Gilbert buys 10th building downtown, One Woodward

Rock Ventures purchased it's 10th building in downtown Detroit yesterday, picking up the iconic One Woodward at the corner Woodward and Jefferson avenues.

World famous architect Minoru Yamasaki designed the 26-story office building, which was built in 1962. Yamasaki's work includes the former World Trade Center towers in New York City. One Woodward is considered an early version of the World Trade Center, which was built in the early 1970s.

Rock Ventures is the real-estate arm of the Quicken Loans family of companies, which are controlled by Quicken Loans Founder and Chairman Dan Gilbert. The billionaire-owner of the Cleveland Cavaliers has bought and refurbished nine other buildings in downtown Detroit over the last few years, moving thousands of his employees into these office towers and helping spearhead the Central Business District's rebirth.

"The office space downtown is not abundant anymore," says Jim Ketai, managing partner of Bedrock Real Estate Services, the real-estate management company of the Quicken Loans family of companies that is overseeing the renovation of One Woodward. "We need more space."

One Woodward is 60 percent occupied with existing tenants. Ketai expects that number to hit the 90 percentile within the coming months as Bedrock Real Estate Services renovates the building and recruits new companies to fill it. Work began earlier this week and the first new tenants are expected to begin moving in within four weeks.

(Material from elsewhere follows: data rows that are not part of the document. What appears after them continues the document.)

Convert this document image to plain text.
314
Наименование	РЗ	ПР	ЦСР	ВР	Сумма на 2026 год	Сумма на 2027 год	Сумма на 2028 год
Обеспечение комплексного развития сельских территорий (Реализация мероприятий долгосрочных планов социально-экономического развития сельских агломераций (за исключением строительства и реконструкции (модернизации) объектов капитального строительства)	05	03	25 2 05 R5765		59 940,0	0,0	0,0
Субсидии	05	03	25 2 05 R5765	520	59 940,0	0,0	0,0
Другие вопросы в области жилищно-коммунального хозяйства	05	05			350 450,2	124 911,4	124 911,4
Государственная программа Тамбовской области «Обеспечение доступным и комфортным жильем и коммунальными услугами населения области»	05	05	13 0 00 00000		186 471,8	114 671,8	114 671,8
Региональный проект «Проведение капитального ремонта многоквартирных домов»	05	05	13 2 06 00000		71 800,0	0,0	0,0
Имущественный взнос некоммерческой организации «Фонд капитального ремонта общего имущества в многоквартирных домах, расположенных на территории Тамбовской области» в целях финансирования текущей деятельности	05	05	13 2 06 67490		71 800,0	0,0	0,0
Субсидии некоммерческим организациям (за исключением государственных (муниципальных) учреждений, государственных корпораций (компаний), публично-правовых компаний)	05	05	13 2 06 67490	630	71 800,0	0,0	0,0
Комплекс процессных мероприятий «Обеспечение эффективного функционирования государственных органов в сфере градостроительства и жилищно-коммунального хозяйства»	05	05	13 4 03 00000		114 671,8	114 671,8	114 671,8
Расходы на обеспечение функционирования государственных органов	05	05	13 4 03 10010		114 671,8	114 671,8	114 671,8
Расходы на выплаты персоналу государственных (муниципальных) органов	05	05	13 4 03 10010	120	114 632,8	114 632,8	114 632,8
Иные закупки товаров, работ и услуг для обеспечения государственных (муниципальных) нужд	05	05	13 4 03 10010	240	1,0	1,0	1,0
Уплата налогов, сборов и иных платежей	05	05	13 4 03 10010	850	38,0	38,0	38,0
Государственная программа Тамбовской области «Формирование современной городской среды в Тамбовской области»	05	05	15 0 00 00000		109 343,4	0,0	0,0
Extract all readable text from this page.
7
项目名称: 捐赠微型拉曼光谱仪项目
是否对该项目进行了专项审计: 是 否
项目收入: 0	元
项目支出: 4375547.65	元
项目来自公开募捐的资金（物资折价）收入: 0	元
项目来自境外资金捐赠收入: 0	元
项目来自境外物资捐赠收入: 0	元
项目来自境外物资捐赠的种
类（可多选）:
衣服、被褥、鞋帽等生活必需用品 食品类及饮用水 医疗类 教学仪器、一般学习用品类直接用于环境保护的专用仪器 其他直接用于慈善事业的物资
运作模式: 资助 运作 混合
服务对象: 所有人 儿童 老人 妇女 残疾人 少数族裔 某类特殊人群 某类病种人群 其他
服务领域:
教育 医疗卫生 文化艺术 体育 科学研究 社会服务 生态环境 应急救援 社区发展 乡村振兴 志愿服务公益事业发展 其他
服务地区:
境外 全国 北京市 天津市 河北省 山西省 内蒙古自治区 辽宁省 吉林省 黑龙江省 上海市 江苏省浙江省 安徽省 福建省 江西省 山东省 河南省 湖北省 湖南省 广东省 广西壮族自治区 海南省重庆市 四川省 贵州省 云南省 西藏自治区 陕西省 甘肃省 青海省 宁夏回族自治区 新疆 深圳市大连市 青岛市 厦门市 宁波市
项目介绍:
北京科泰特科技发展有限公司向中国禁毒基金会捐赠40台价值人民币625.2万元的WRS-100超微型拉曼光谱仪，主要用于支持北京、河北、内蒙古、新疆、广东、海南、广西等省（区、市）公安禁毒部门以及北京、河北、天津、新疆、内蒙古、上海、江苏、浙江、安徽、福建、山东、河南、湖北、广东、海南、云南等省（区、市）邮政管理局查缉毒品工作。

One Woodward is also an expansion of the footprint of Gilbert's cluster of downtown office towers. Gilbert has purchased buildings in the Lower Woodward corridor between Grand Circus Park and Campus Martius as part of an effort to turn that area into a hotbed for tech firms being branded as WebWard. That footprint now stretches south of Campus Martius to Jefferson, and more acquisitions are possible in the near future if the right opportunity presents itself.

Ketai says his team is looking for ways to better connect Gilbert's cluster of buildings with the nearby Riverwalk and Renaissance Center. "We would love to figure out how to bring everything together," Ketai says.